Box Breathing Technique
An effective breathing technique for this is called Box Breathing
You inhale for 4 seconds
Hold for 4 seconds
Exhale for 4 seconds
Hold for 4 seconds
Repeat
Challenges in Box Breathing
Inhaling will be easy, you just want to make sure you do it slowly so that it takes the entire 4 seconds to complete the state. Naturally your body wants to take one big breath, you must slow it down.
Holding for 4 seconds after the inhale is also easy.
Exhaling for 4 seconds is also easy.
Holding for 4 seconds after the exhale is the hardest part. Your body desperately wants to just take a deep breath, but you must wait for the count.
This is a good thing, you want it to be difficult.
Focusing your efforts on maintaining the breathing technique will draw your attention away from the cold sensation. Doing this breathing technique properly will get your body to calm down and not shiver quicker and more effectively.
Transitioning to Calm State through Breathwork
The more diligent you are with your breathwork the faster you will transition to a calm state where you feel neutral instead of cold. At first this may take around a minute but as you get better, it can take as short as 15 seconds to get your body in a calm state where you don’t feel the cold.
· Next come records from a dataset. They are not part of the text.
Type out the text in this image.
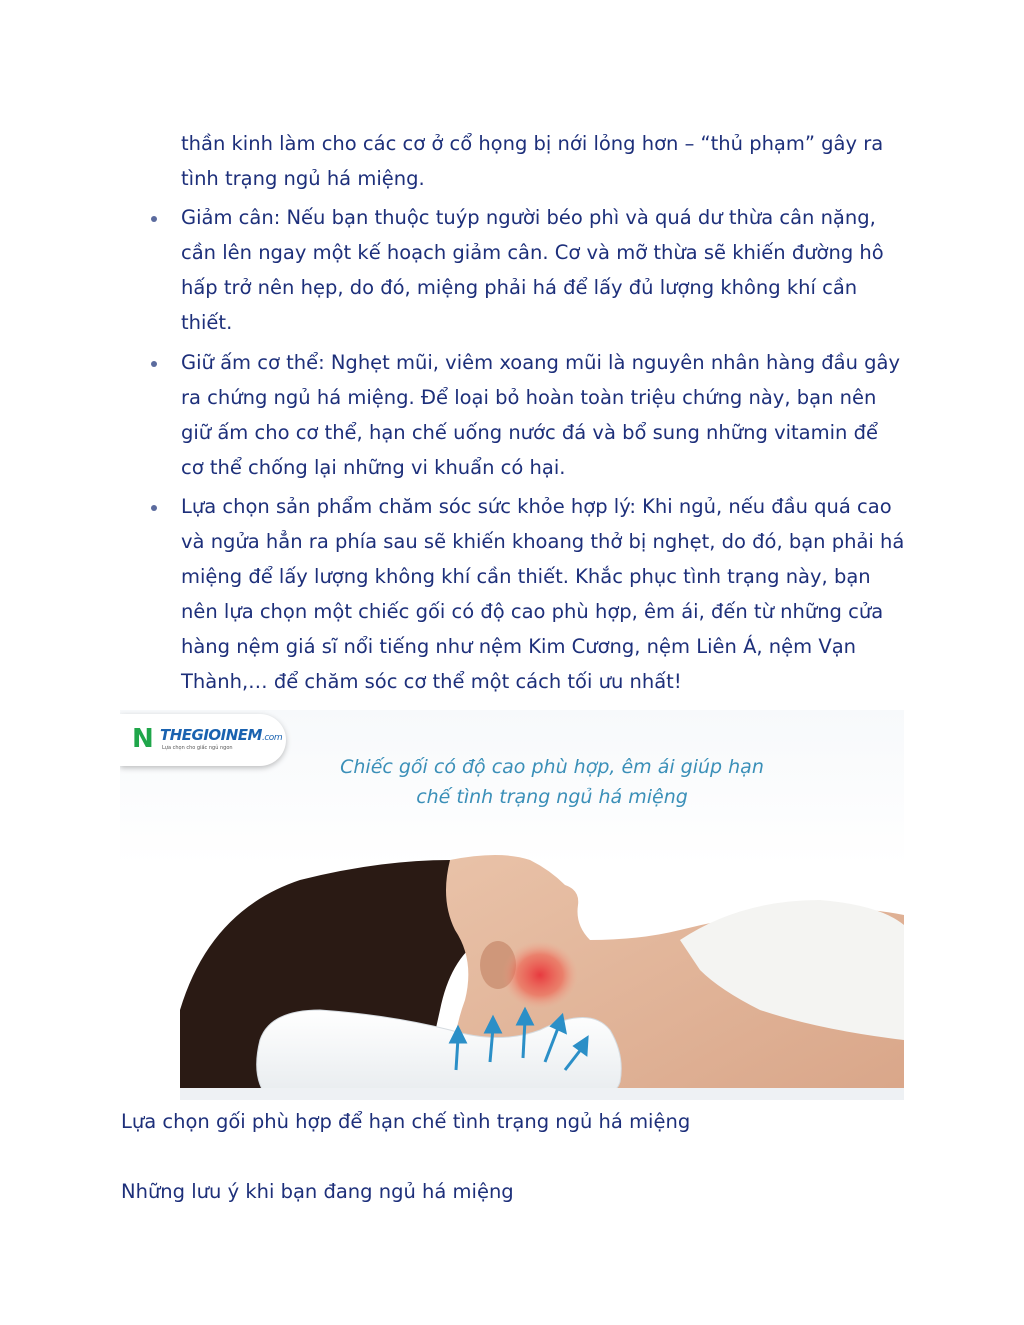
thần kinh làm cho các cơ ở cổ họng bị nới lỏng hơn – “thủ phạm” gây ra
tình trạng ngủ há miệng.
Giảm cân: Nếu bạn thuộc tuýp người béo phì và quá dư thừa cân nặng,
cần lên ngay một kế hoạch giảm cân. Cơ và mỡ thừa sẽ khiến đường hô
hấp trở nên hẹp, do đó, miệng phải há để lấy đủ lượng không khí cần
thiết.
Giữ ấm cơ thể: Nghẹt mũi, viêm xoang mũi là nguyên nhân hàng đầu gây
ra chứng ngủ há miệng. Để loại bỏ hoàn toàn triệu chứng này, bạn nên
giữ ấm cho cơ thể, hạn chế uống nước đá và bổ sung những vitamin để
cơ thể chống lại những vi khuẩn có hại.
Lựa chọn sản phẩm chăm sóc sức khỏe hợp lý: Khi ngủ, nếu đầu quá cao
và ngửa hẳn ra phía sau sẽ khiến khoang thở bị nghẹt, do đó, bạn phải há
miệng để lấy lượng không khí cần thiết. Khắc phục tình trạng này, bạn
nên lựa chọn một chiếc gối có độ cao phù hợp, êm ái, đến từ những cửa
hàng nệm giá sĩ nổi tiếng như nệm Kim Cương, nệm Liên Á, nệm Vạn
Thành,… để chăm sóc cơ thể một cách tối ưu nhất!
N THEGIOINEM.com
Lựa chọn cho giấc ngủ ngon
Chiếc gối có độ cao phù hợp, êm ái giúp hạn
chế tình trạng ngủ há miệng
Lựa chọn gối phù hợp để hạn chế tình trạng ngủ há miệng
Những lưu ý khi bạn đang ngủ há miệng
Gradual Increase in Breath-Holding Time
Once you get better at holding your breath you can increase the time to 5 or 6 seconds for each stage of the breath-work. The longer you can hold each stage the more effective the results of this technique are. It takes time to build up to higher second counts, so make sure you work your way up there. Start with 4 seconds each and master this first before increasing the time.
Key Takeaway
You are not supposed to endure the uncomfortableness of the cold. You are supposed to control your body to remain calm in a stressful situation and to lower your sensation of the cold to a neutral point. If you make sure to take all the mentioned precautions and use the power of breath work, you will be able to take on cold plunges with ease.